In the Legend, the conflict was between Science and Religion. But in the History, the conflict was between two groups of scientists, with churchmen lined up on all sides. Copernicanism was supported by humanist literati and opposed by Aristotelian physicists; so it was a mixed bag all around. Science does not take place in a bubble. International and domestic politics and individual personalities roil the pot as well. The mystery is not why Galileo failed to triumph – he didn’t have good evidence, made enemies of his friends, and stepped into a political minefield. The real mystery is why Kepler, who actually had the correct solution, constantly flew under the radar. A deviant Lutheran working in a Catholic monarchy, he pushed Copernicanism as strongly as Galileo; but no one hassled him over it. Too bad he couldn’t write his way out of a paper bag.

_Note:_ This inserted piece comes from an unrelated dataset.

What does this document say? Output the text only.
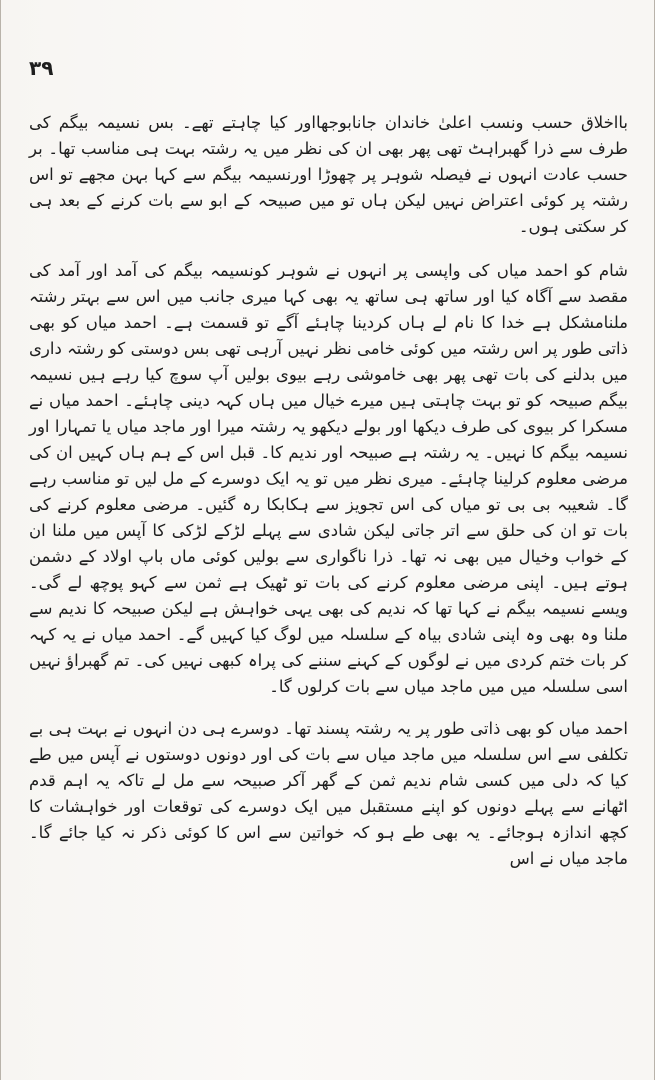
٣٩

بااخلاق حسب ونسب اعلیٰ خاندان جانابوجھااور کیا چاہتے تھے۔ بس نسیمہ بیگم کی طرف سے ذرا گھبراہٹ تھی پھر بھی ان کی نظر میں یہ رشتہ بہت ہی مناسب تھا۔ بر حسب عادت انہوں نے فیصلہ شوہر پر چھوڑا اورنسیمہ بیگم سے کہا بہن مجھے تو اس رشتہ پر کوئی اعتراض نہیں لیکن ہاں تو میں صبیحہ کے ابو سے بات کرنے کے بعد ہی کر سکتی ہوں۔

شام کو احمد میاں کی واپسی پر انہوں نے شوہر کونسیمہ بیگم کی آمد اور آمد کی مقصد سے آگاہ کیا اور ساتھ ہی ساتھ یہ بھی کہا میری جانب میں اس سے بہتر رشتہ ملنامشکل ہے خدا کا نام لے ہاں کردینا چاہئے آگے تو قسمت ہے۔ احمد میاں کو بھی ذاتی طور پر اس رشتہ میں کوئی خامی نظر نہیں آرہی تھی بس دوستی کو رشتہ داری میں بدلنے کی بات تھی پھر بھی خاموشی رہے بیوی بولیں آپ سوچ کیا رہے ہیں نسیمہ بیگم صبیحہ کو تو بہت چاہتی ہیں میرے خیال میں ہاں کہہ دینی چاہئے۔ احمد میاں نے مسکرا کر بیوی کی طرف دیکھا اور بولے دیکھو یہ رشتہ میرا اور ماجد میاں یا تمہارا اور نسیمہ بیگم کا نہیں۔ یہ رشتہ ہے صبیحہ اور ندیم کا۔ قبل اس کے ہم ہاں کہیں ان کی مرضی معلوم کرلینا چاہئے۔ میری نظر میں تو یہ ایک دوسرے کے مل لیں تو مناسب رہے گا۔ شعیبہ بی بی تو میاں کی اس تجویز سے ہکابکا رہ گئیں۔ مرضی معلوم کرنے کی بات تو ان کی حلق سے اتر جاتی لیکن شادی سے پہلے لڑکے لڑکی کا آپس میں ملنا ان کے خواب وخیال میں بھی نہ تھا۔ ذرا ناگواری سے بولیں کوئی ماں باپ اولاد کے دشمن ہوتے ہیں۔ اپنی مرضی معلوم کرنے کی بات تو ٹھیک ہے ثمن سے کہو پوچھ لے گی۔ ویسے نسیمہ بیگم نے کہا تھا کہ ندیم کی بھی یہی خواہش ہے لیکن صبیحہ کا ندیم سے ملنا وہ بھی وہ اپنی شادی بیاہ کے سلسلہ میں لوگ کیا کہیں گے۔ احمد میاں نے یہ کہہ کر بات ختم کردی میں نے لوگوں کے کہنے سننے کی پراہ کبھی نہیں کی۔ تم گھبراؤ نہیں اسی سلسلہ میں میں ماجد میاں سے بات کرلوں گا۔

احمد میاں کو بھی ذاتی طور پر یہ رشتہ پسند تھا۔ دوسرے ہی دن انہوں نے بہت ہی بے تکلفی سے اس سلسلہ میں ماجد میاں سے بات کی اور دونوں دوستوں نے آپس میں طے کیا کہ دلی میں کسی شام ندیم ثمن کے گھر آکر صبیحہ سے مل لے تاکہ یہ اہم قدم اٹھانے سے پہلے دونوں کو اپنے مستقبل میں ایک دوسرے کی توقعات اور خواہشات کا کچھ اندازہ ہوجائے۔ یہ بھی طے ہو کہ خواتین سے اس کا کوئی ذکر نہ کیا جائے گا۔ ماجد میاں نے اس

-- The Great Ptolemaic Smackdown, an excellent series of articles that discusses this issue in depth

Upvote:3

There are 2 reasons why Church leaders at the times of Galileo and Copernicus did not accept their theories. The first was that it contradicted many theologians' and philosophers' understanding of Genesis. Of course, it also did not contradict many other theologians' and philosophers' understanding of Genesis (one notable example would be Augustine, whose exegesis of the early chapters of Genesis does not conflict with heliocentrism).

The second reason is that Galileo, working from Copernicus' ideas, was not actually able to prove his theory. He needed to observe something called the Stellar Parallax, and telescopes capable of observing this phenomenon would not exist until between one and two centuries after his death. Because he was teaching a view that fundamentally contradicted the received wisdom of the era, he was told that he would need to prove his theories if he wanted to keep teaching them. Since he was unable to prove them, he was ordered to stop teaching them.

With Galileo in particular, there were also political elements at play. He made himself an antagonist against the Pope, so it should not be surprising that the Pope, a fallen human being, retaliated. The Pope simply used the fact that Galileo obstinately refused to recant his (at the time) unproven theory against him.